How relevant are in vitro culture models for study of tick-pathogen interactions?
Published in Pathogens and Global Health, 2021
Cristiano Salata, Sara Moutailler, Houssam Attoui, Erich Zweygarth, Lygia Decker, Lesley Bell-Sakyi
TBV are usually associated with specific tick genera or species. For instance, D. andersoni cells support the growth of CTFV [15], while I. scapularis cells are non-permissive to the virus. CTFV produced in BHK-21 cells and inoculated into IDE2 or IDE8 cells, at a multiplicity of infection of one plaque-forming unit (pfu)/cell, failed to replicate in either of the two tick cell lines. Real-time RT-PCR targeting genome segment 9, carried out on RNA extracted 7 and 14 days post-inoculation, showed no evidence of CTFV genome replication (Attoui and Mohd Jaafar, unpublished observation). The choice of the species from which cells are derived is crucial in terms of relevance, as certain TBV can infect cell lines derived from multiple different tick genera/species [74]. For instance, Alkhumra hemorrhagic fever virus, which has been found in Ornithodoros savignyi, replicates in the tick cell lines HAE/CTVM9, RAE/CTVM1, and OME/CTVM24 [202]. Yet detecting viral RNA by RT-PCR, or viral antigens by immunohistochemistry, does not reflect full replication functionality in a particular cell line and/or virus assembly. Indeed, while progeny infectious viruses were detected in both RAE/CTVM1 and OME/CTVM24, none could be detected in HAE/CTVM9, reflecting a probable abortive replication.

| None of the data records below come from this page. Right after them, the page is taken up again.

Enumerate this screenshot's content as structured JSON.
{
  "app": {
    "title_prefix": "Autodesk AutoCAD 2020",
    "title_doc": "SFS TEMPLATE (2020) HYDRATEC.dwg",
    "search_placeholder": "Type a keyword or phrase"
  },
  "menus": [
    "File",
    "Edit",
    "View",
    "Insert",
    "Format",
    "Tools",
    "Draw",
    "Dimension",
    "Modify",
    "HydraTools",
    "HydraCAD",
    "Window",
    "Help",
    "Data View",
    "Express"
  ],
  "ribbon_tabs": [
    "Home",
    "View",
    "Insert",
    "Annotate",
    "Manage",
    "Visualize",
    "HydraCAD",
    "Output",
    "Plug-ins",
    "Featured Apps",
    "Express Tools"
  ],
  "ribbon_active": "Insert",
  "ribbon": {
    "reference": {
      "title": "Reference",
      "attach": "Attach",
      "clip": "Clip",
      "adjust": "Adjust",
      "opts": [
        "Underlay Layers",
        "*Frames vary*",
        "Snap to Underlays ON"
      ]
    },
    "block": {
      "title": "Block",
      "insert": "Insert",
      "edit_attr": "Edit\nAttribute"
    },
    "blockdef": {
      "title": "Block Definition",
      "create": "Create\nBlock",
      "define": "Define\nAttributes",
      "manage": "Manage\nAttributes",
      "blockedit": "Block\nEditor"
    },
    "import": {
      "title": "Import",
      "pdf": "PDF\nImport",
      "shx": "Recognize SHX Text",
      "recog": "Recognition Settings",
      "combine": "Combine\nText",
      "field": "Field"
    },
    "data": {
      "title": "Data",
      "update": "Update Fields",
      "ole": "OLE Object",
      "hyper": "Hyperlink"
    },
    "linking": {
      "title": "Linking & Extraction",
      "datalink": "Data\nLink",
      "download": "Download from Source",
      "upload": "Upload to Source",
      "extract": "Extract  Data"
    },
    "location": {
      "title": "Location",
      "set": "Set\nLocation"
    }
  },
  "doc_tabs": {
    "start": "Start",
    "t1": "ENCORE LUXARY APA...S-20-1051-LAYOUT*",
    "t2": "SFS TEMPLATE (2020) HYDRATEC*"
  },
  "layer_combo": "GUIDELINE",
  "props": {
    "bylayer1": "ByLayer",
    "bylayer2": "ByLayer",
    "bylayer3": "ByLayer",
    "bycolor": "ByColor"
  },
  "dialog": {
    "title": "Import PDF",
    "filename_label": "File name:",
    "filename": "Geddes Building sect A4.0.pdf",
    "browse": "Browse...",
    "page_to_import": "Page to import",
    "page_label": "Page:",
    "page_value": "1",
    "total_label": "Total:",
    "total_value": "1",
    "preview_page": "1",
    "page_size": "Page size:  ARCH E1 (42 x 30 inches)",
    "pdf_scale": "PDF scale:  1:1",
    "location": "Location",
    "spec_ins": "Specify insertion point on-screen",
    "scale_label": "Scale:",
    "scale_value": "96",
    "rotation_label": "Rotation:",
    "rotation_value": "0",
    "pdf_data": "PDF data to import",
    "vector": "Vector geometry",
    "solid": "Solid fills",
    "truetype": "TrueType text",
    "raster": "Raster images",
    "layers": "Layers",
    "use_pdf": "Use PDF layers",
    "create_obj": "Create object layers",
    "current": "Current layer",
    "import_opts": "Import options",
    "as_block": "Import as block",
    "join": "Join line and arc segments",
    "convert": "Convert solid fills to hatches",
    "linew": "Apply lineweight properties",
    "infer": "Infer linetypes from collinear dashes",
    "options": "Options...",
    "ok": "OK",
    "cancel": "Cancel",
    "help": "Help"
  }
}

Recent studies in I. ricinus ticks and cell lines of Kemerovo virus (KEMV), transmitted by I. persulcatus and, rarely, I. ricinus, suggest that the virus replicates in IRE/CTVM20 but not IRE11 or IRE/CTVM19 cells (Migné et al., manuscript in preparation). Despite initial virus titers of >106 pfu/ml produced in IRE/CTVM20 cells, KEMV replication was undetectable after three months. Replication in an arthropod cell line does not imply that the virus can be transmitted by the particular arthropod from which the cells were derived. While insect-borne viruses such as the mosquito-borne alphavirus SFV replicate well in multiple tick cell lines [74,105], the biological significance of this is far from reflecting vector capacities of the parent ticks or inferring relevant data regarding virus–vector interactions in vivo.